Entender as razões que tornam o 5G o habilitador do desenvolvimento econômico requer a compreensão da evolução dos padrões da tecnologia móvel e a importância da tecnologia na economia. No passado, o objetivo primordial das telecomunicações era facilitar a comunicação entre pessoas, através de serviços de áudio e texto. A evolução da tecnologia, entretanto, abarcou os anseios do passado e superou o objetivo inicial.

A popularização do telefone celular ocorre na década de 80, quando a primeira geração de tecnologia (1G) possibilita a transmissão wireless de voz através de sinais analógicos. Apesar do avanço, o 1G apresenta falhas severas de segurança de dados e a transmissão sofria com interferências.

Uma década depois, o 2G surge com um novo paradigma: transmissão do sinal digital em vez do analógico. A mudança solucionou as questões de ruídos e possibilitou a criptografia dos dados, de forma a promover o primeiro passo em direção à cybersegurança móvel. As evoluções do 2G também possibilitaram a comunicação via SMS e a criação do sistema de internet móvel.

A telefonia já se encontrava no patamar de oferecer aos clientes comunicação via voz, mensagem e dados em um só equipamento. Contudo, à medida que o 2G era disseminado, aumentavam as demandas por mais largura de banda e velocidade. Neste cenário, o 3G foi lançando nos 2000 com o intuito de estabelecer um novo patamar de capacidade de transmissão de dados e potencial de conexão nos mais diversos lugares.

A facilidade promovida pela telefonia móvel alterou gradativamente a forma de comunicação da sociedade, impondo novas necessidades. Conversar com a família, participar de reuniões, fazer negócios, digitalizar empresas, todas são atividades que sofreram sensíveis mudanças em 20 anos. As  necessidades crescentes nos levaram ao 4G (LTE), tecnologia que habilitou diversas aplicações móveis relacionadas a serviços bancários, mobilidade, delivery, popularizando smartphones e tablets. A conexão enfim alcançou a maioria das pessoas de forma inegável. Em junho de 2022, a Lei Complementar nº 194 alterou a Lei Kandir de forma a considerar telecomunicação um serviço essencial à sociedade.

A natureza das telecomunicações, inicialmente com enfoque na mera comunicação entre agentes, ganha contorno transversal na economia, habilitando o desenvolvimento de diversos setores.

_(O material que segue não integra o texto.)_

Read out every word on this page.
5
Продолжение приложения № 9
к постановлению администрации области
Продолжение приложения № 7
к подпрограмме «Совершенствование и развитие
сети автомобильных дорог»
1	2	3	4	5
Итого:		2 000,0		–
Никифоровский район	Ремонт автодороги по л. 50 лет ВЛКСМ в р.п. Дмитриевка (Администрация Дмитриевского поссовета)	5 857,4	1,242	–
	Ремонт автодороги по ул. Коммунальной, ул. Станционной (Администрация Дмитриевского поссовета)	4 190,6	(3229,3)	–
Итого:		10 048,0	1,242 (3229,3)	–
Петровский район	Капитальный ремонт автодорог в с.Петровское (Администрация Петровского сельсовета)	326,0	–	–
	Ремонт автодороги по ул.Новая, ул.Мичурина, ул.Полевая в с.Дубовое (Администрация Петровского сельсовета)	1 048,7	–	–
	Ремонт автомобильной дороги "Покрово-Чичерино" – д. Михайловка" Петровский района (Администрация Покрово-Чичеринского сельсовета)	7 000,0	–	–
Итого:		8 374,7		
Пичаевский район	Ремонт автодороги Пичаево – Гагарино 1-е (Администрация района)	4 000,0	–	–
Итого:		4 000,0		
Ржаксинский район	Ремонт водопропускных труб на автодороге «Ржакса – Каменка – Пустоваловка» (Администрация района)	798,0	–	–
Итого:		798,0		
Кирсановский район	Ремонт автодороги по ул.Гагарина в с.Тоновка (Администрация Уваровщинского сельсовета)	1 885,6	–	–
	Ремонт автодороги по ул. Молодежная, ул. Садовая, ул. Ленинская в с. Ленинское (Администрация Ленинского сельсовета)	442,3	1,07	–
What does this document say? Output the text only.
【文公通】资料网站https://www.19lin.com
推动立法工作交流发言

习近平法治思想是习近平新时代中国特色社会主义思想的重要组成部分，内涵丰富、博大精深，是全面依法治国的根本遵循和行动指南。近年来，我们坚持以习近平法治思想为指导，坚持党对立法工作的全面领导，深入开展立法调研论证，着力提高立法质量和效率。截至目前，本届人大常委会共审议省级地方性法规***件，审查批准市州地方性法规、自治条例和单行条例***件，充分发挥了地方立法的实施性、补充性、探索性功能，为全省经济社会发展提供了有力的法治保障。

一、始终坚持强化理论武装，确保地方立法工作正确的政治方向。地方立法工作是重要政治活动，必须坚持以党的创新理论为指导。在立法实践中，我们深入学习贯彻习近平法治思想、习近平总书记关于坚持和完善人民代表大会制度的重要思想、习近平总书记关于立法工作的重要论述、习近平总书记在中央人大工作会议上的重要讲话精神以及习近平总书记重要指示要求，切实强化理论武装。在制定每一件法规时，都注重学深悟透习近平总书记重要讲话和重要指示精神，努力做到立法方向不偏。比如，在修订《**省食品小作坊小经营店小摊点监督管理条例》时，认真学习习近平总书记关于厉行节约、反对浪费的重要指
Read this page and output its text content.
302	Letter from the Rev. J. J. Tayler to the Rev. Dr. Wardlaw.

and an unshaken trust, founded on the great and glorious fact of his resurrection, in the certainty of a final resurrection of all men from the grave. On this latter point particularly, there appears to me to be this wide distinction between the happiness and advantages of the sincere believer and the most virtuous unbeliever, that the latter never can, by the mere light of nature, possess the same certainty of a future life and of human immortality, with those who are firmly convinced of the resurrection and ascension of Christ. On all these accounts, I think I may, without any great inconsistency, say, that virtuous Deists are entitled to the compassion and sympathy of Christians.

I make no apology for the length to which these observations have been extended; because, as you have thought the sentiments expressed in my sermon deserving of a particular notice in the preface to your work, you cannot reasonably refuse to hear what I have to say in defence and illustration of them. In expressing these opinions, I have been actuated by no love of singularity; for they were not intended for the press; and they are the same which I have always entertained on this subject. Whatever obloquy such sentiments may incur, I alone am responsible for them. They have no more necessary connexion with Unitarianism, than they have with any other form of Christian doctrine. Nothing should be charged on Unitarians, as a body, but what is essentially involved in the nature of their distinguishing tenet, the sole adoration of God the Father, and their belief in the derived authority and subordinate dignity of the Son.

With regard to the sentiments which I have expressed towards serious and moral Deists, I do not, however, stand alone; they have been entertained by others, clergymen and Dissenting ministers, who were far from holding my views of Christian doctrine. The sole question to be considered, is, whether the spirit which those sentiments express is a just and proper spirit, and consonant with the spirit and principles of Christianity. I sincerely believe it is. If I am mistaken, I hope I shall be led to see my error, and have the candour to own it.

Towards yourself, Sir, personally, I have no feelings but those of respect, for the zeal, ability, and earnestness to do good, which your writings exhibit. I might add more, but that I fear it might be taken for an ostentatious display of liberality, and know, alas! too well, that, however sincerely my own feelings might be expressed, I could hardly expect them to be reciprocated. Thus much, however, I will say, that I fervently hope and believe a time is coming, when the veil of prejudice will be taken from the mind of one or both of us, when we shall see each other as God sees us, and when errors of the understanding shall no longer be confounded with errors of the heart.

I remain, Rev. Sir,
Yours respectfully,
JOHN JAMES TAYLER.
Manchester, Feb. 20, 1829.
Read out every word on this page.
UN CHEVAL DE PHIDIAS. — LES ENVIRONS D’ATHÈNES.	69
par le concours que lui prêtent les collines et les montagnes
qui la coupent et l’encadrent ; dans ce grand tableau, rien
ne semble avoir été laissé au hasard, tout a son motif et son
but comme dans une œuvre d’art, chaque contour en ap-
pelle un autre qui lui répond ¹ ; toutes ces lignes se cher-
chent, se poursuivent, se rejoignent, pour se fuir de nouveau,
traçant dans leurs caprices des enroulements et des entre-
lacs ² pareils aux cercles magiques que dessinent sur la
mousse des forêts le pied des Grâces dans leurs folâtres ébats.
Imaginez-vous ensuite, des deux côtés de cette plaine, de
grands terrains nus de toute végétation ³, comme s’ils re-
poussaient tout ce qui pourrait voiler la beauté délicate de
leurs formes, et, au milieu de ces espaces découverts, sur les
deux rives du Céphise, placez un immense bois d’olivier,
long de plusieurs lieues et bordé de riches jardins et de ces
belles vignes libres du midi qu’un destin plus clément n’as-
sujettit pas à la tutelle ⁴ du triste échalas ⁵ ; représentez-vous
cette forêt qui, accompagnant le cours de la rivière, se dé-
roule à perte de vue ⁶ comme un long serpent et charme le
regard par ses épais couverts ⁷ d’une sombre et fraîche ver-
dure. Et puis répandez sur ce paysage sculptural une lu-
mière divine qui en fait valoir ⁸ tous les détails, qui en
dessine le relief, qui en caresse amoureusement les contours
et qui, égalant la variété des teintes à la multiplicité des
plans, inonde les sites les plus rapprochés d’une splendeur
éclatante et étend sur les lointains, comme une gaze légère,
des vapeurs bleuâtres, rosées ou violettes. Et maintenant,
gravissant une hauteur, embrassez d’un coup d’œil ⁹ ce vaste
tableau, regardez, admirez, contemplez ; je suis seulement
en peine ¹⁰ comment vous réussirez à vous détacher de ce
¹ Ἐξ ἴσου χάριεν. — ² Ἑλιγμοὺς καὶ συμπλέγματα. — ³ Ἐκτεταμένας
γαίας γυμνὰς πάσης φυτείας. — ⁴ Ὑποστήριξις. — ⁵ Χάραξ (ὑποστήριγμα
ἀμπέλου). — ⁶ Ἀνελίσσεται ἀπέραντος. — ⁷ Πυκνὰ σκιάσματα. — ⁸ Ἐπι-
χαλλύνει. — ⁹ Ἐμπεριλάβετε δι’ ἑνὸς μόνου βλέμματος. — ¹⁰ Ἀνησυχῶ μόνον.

A evolução das telecomunicações pode ser muito bem compreendida pelo processo schumpeteriano de destruição criativa (Schumpeter, 1942): a incessante inovação e os processos de substituição de produtos obsoletos por paradigmas tecnológicos modernos permeiam o desempenho econômico de longo prazo e as constantes flutuações econômicas. A concorrência, dentro desta abordagem, exerce papel fundamental sobre a mudança tecnológica. No sistema capitalista, a competição endogeniza o progresso tecnológico (Dosi, 1988). Firmas buscam aprimorar o capital produtivo na busca por lucro potencial e diferenciação no mercado. 

Gráfico 1 – Acessos de Telefonia Móvel por Tecnologia

Fonte: Anatel. Elaboração: Conexis.

A destruição criativa e a acumulação das inovações tecnológicas, propiciadas pelas telecomunicações, guiaram a evolução entre um cenário produtivo restrito e manual, para um mundo conectado e digital. Apesar de uma tecnologia não findar com a chegada de uma nova, a mudança de paradigmas é visível. Até os dias atuais, o 2G e 3G continuam a atender algumas das necessidades de áreas mais remotas ou conectar máquinas de cartão de crédito, por exemplo, mas a chegada do 4G promoveu uma mudança qualitativa como nova base habilitadora de diversas aplicações. Com o 5G, haverá outra mudança qualitativa, e o 4G coexistirá por muitos anos.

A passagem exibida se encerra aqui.